Hochschule für Musik und Theater München beruft Tanja Spatz zur Professorin für Gehörbildung
Die Hochschule für Musik und Theater München (HMTM) beruft Tanja Spatz zum 15. März 2026 zur Professorin für Gehörbildung. Ihre umfangreiche Erfahrung als Wissenschaftlerin und Pädagogin mit Stationen an den Musikhochschulen in Freiburg, Hannover und zuletzt in Stuttgart wird Tanja Spatz in zahlreiche künstlerische und künstlerisch-pädagogische Studiengänge der HMTM einbringen.

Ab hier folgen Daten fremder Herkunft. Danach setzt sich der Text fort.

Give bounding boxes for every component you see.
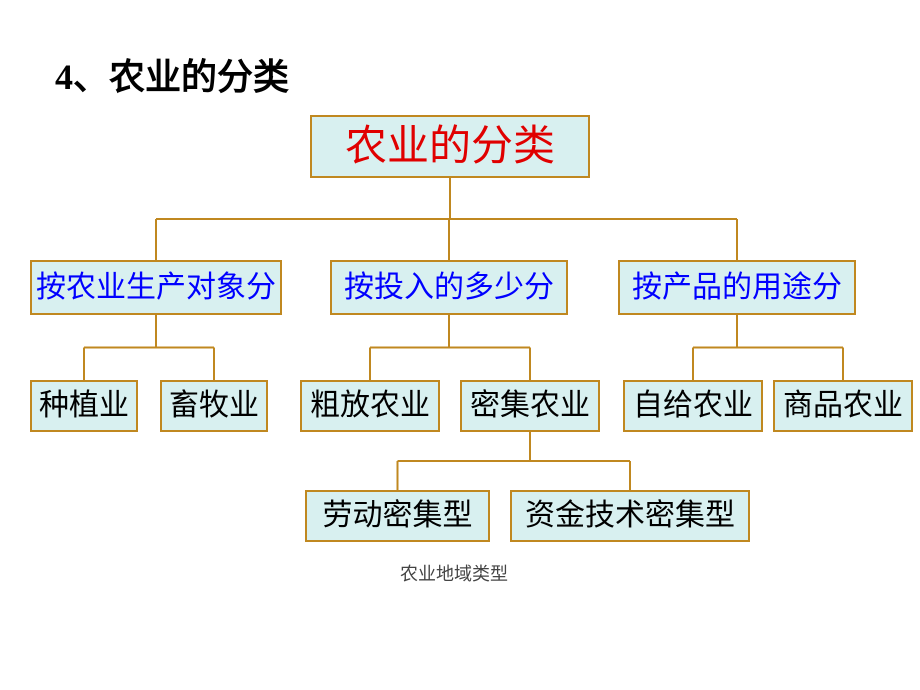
node-criteria-1: 按投入的多少分 xyxy=(330,260,568,315)
node-subleaf-0: 劳动密集型 xyxy=(305,490,490,542)
slide-heading: 4、农业的分类 xyxy=(55,48,289,100)
node-subleaf-1: 资金技术密集型 xyxy=(510,490,750,542)
connector-lines xyxy=(0,0,920,690)
slide-stage: 4、农业的分类 农业地域类型 农业的分类按农业生产对象分按投入的多少分按产品的用… xyxy=(0,0,920,690)
node-leaf-0: 种植业 xyxy=(30,380,138,432)
node-leaf-1: 畜牧业 xyxy=(160,380,268,432)
node-leaf-3: 密集农业 xyxy=(460,380,600,432)
node-root: 农业的分类 xyxy=(310,115,590,178)
footer-text: 农业地域类型 xyxy=(400,560,508,586)
node-criteria-2: 按产品的用途分 xyxy=(618,260,856,315)
node-leaf-2: 粗放农业 xyxy=(300,380,440,432)
node-criteria-0: 按农业生产对象分 xyxy=(30,260,282,315)
node-leaf-5: 商品农业 xyxy=(773,380,913,432)
node-leaf-4: 自给农业 xyxy=(623,380,763,432)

In ihrem Lehransatz geht Tanja Spatz dabei immer von der musikalischen Praxis aus:
»Die musikalische Praxis bildet die Basis allen musikalischen Lernens, Lehrens und Forschens. Davon ausgehend, möchte ich mit den Studierenden ihre Hörfähigkeiten individuell weiterentwickeln. Eine reflektierte Beschäftigung mit dem eigenen Gehör kann weit über den Unterricht in Gehörbildung hinauswirken und die zukünftige Tätigkeit etwa als Musiker*in oder Lehrer*in stark bereichern.
Ich freue mich darauf, die Interdisziplinarität dieses Faches auszubauen, den Kern des Faches zu stärken (u.a. durch Forschung) und gemeinsam im Team den an der HMTM stark verankerten und breit gefächerten Gehörbildungsbereich weiterzuentwickeln. Die Arbeit mit den vielen verschiedenen Studiengängen der HMTM bietet dabei großartige Möglichkeiten, neue Lehrformate zu entwickeln, zu erforschen und nach außen weiterzutragen.«
Tanja Spatz schlägt in ihrer Arbeit Brücken zwischen Theorie und Praxis. So liegt ein Schwerpunkt ihrer bisherigen Arbeit auf der Auseinandersetzung mit methodischen Fragestellungen, auch für den vor- und außerhochschulischen Bereich. Hier standen in den letzten Jahren insbesondere Relative Solmisationssysteme im Fokus, also Methoden im Musikunterricht, bei denen die Tonhöhen durch Silben benannt werden, basierend auf ihrer Position in der Tonleiter.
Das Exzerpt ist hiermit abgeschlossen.